One of the more interesting things about the American Dirt row has been the number of commentators lining up to tell us how big publishing works. Chief among the barbs is that corporates can “guarantee” hits, pushing aside worthier titles—“a book is anointed each season or year as The One”, argued writer and translator David Bowles in the New York Times. The truth is more boring: there are many “ones” in any season, and although such books do enjoy a premium service from their publisher, this is not, of itself, a guarantee of success.
In fact (outside of the brands), most books don’t work. If success was certain, publishing would look like a very different kind of business. Any student of publishing will quickly find that the big hits are often unplanned, side bets that pick up a following and then momentum through booksellers—this week’s number one, The Boy, the Mole, the Fox and the Horse, is a good example. That’s not to say publishers don’t have high expectations for their books, just that they are used to them being dashed.

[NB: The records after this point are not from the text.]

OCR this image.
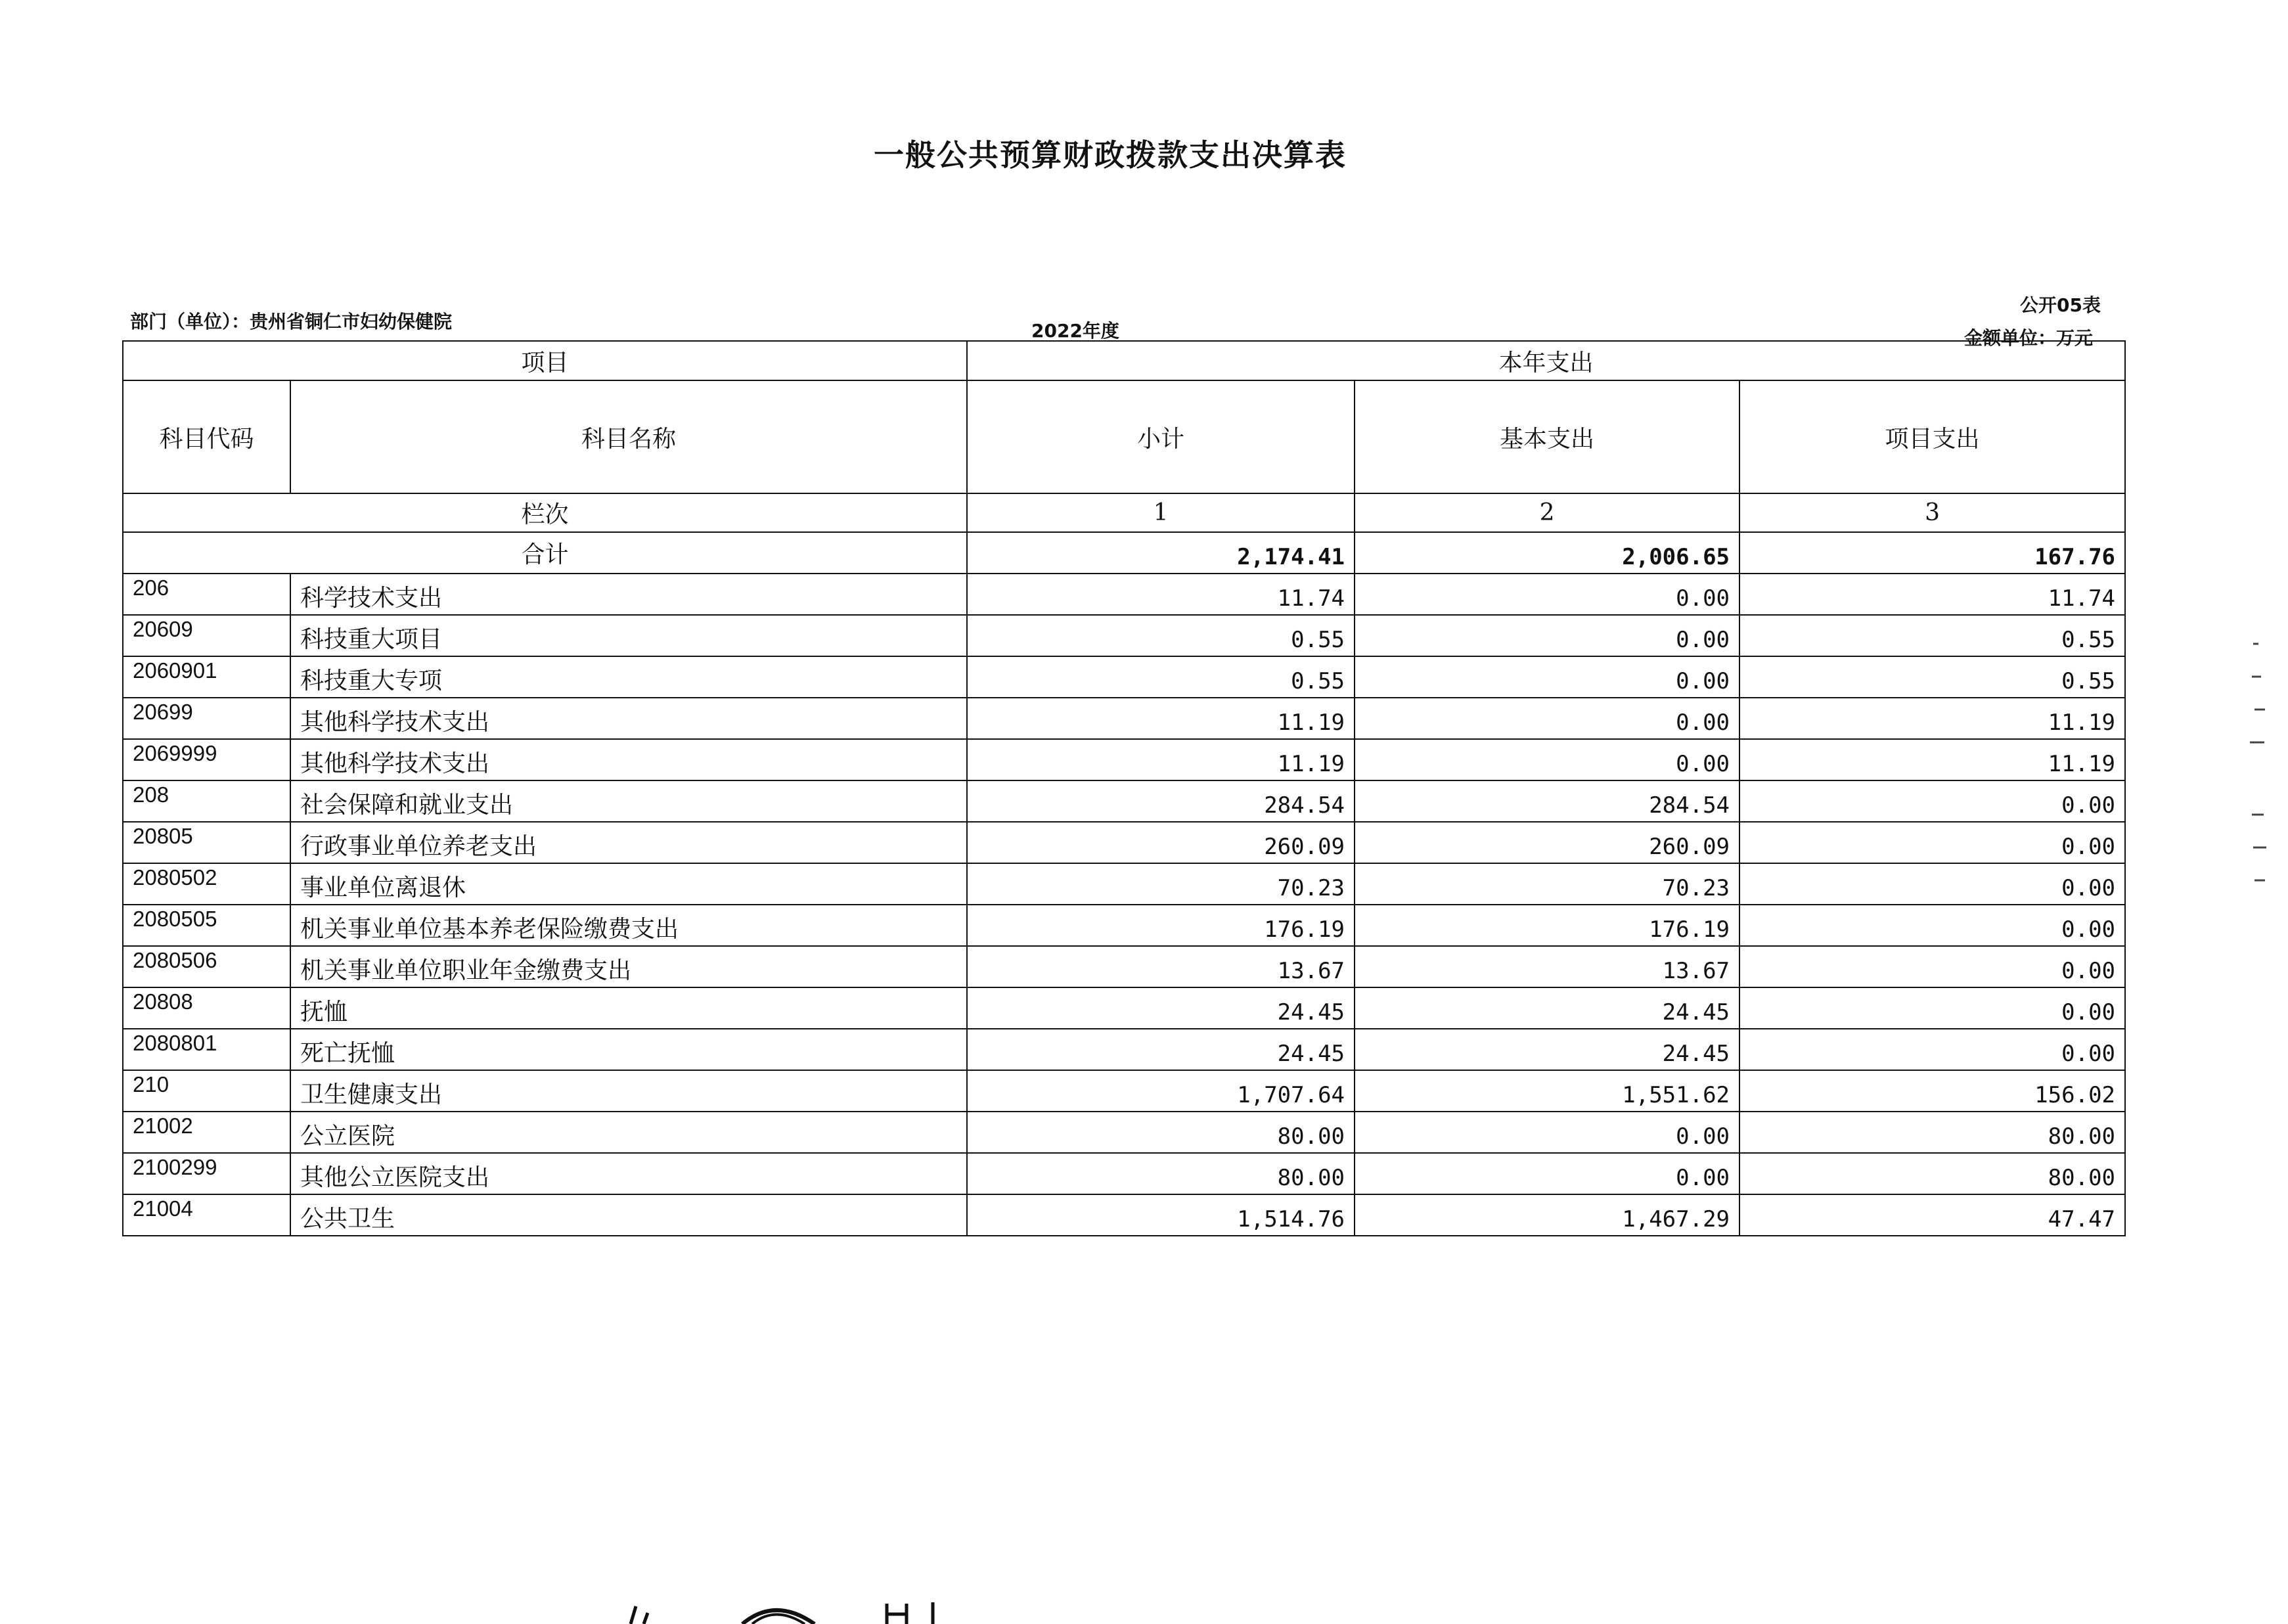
一般公共预算财政拨款支出决算表
公开05表
部门（单位）：贵州省铜仁市妇幼保健院	2022年度	金额单位：万元
项目		本年支出		
科目代码	科目名称	小计	基本支出	项目支出
栏次		1	2	3
合计		2,174.41	2,006.65	167.76
206	科学技术支出	11.74	0.00	11.74
20609	科技重大项目	0.55	0.00	0.55
2060901	科技重大专项	0.55	0.00	0.55
20699	其他科学技术支出	11.19	0.00	11.19
2069999	其他科学技术支出	11.19	0.00	11.19
208	社会保障和就业支出	284.54	284.54	0.00
20805	行政事业单位养老支出	260.09	260.09	0.00
2080502	事业单位离退休	70.23	70.23	0.00
2080505	机关事业单位基本养老保险缴费支出	176.19	176.19	0.00
2080506	机关事业单位职业年金缴费支出	13.67	13.67	0.00
20808	抚恤	24.45	24.45	0.00
2080801	死亡抚恤	24.45	24.45	0.00
210	卫生健康支出	1,707.64	1,551.62	156.02
21002	公立医院	80.00	0.00	80.00
2100299	其他公立医院支出	80.00	0.00	80.00
21004	公共卫生	1,514.76	1,467.29	47.47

This week, as part of our marking of 30 years of the British Book Book Awards, we have unveiled the titles that have defined the trade over these past few decades (see p12)—at least, as seen through the eyes of past Nibbies judges. For trade veterans, the list will more likely be a trip down the alleyways of good fortune, rather than the passages of astute planning. Contrary to what you might expect, the list is not dominated by names that were already established, but by books such as Harry Potter and the Philosopher’s Stone, Northern Lights, The Art Book, Longitude, Fifty Shades of Grey, The Curious Incident... and Brick Lane that did something remarkable in their moment, beginning a trend, launching a brand, or revitalising their publisher.
The list shows how precarious publishing is: at publisher level, Transworld is the hit-maker with three of the 30 titles, as befits its remarkable golden period in the Noughties. But it’s hardly dominant. For the rest it’s an even spread, with the magic bestowed by Harry, Bridget, Captain Corelli, Eleanor and Christian capricious. Though publishing is often accused of crushing homogeneity, in fact lightning rarely strikes the same publisher twice.

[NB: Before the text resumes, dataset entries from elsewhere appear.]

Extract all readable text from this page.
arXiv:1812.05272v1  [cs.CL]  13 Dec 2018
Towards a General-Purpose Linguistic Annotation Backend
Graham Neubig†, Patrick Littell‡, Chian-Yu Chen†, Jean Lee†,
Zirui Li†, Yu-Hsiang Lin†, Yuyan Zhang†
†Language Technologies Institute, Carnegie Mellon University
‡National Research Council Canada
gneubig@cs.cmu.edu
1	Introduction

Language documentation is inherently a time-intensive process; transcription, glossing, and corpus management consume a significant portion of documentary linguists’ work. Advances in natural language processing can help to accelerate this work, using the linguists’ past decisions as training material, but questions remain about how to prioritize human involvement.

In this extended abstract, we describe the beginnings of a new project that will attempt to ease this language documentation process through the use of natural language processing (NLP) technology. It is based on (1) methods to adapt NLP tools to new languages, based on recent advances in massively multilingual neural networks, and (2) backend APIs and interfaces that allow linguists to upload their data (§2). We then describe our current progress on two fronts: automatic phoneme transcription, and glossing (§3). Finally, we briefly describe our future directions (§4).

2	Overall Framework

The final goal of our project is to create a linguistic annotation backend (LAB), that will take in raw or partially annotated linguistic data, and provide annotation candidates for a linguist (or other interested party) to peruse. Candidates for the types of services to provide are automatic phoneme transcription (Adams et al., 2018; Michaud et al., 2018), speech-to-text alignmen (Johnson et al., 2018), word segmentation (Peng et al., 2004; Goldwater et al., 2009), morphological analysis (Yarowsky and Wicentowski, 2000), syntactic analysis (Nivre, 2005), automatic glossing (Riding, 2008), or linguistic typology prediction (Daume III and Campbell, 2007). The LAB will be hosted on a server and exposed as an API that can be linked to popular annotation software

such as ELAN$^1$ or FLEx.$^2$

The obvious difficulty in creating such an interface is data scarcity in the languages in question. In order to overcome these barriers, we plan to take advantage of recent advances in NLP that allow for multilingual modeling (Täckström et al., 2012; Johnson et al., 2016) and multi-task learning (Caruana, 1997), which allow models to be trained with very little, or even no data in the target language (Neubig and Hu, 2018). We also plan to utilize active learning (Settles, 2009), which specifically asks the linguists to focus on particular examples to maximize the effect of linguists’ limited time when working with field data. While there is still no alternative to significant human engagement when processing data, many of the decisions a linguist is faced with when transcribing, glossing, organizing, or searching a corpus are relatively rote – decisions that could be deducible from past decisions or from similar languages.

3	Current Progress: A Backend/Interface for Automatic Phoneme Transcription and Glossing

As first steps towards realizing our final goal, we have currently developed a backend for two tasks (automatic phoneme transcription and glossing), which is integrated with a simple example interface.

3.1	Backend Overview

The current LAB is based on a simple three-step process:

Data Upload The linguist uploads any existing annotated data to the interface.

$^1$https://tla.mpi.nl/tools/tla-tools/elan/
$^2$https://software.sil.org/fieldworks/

Agglomeration has had an impact, though. The publishers that make up Penguin Random House contribute 30% of the list, even though much of the publishing pre-dates the forming of that group; there are too few indies; and only one publisher operating outside London. You could argue that the British Book Awards have always been about the big publishers, but we are not alone: of the 25 winners of the Women’s Prize for Fiction (also running a retrospective this year), only six were published by small presses, and none from outside the capital.
There is a good reason for this. Publishing is a tough business, with success scarce—publishers prefer safety in numbers and the wisdom of their own crowd precisely because bestsellers aren’t simply doled out from on high, but raised up by the many. None of this is easy, or a given, and it is why, when we succeed, we celebrate.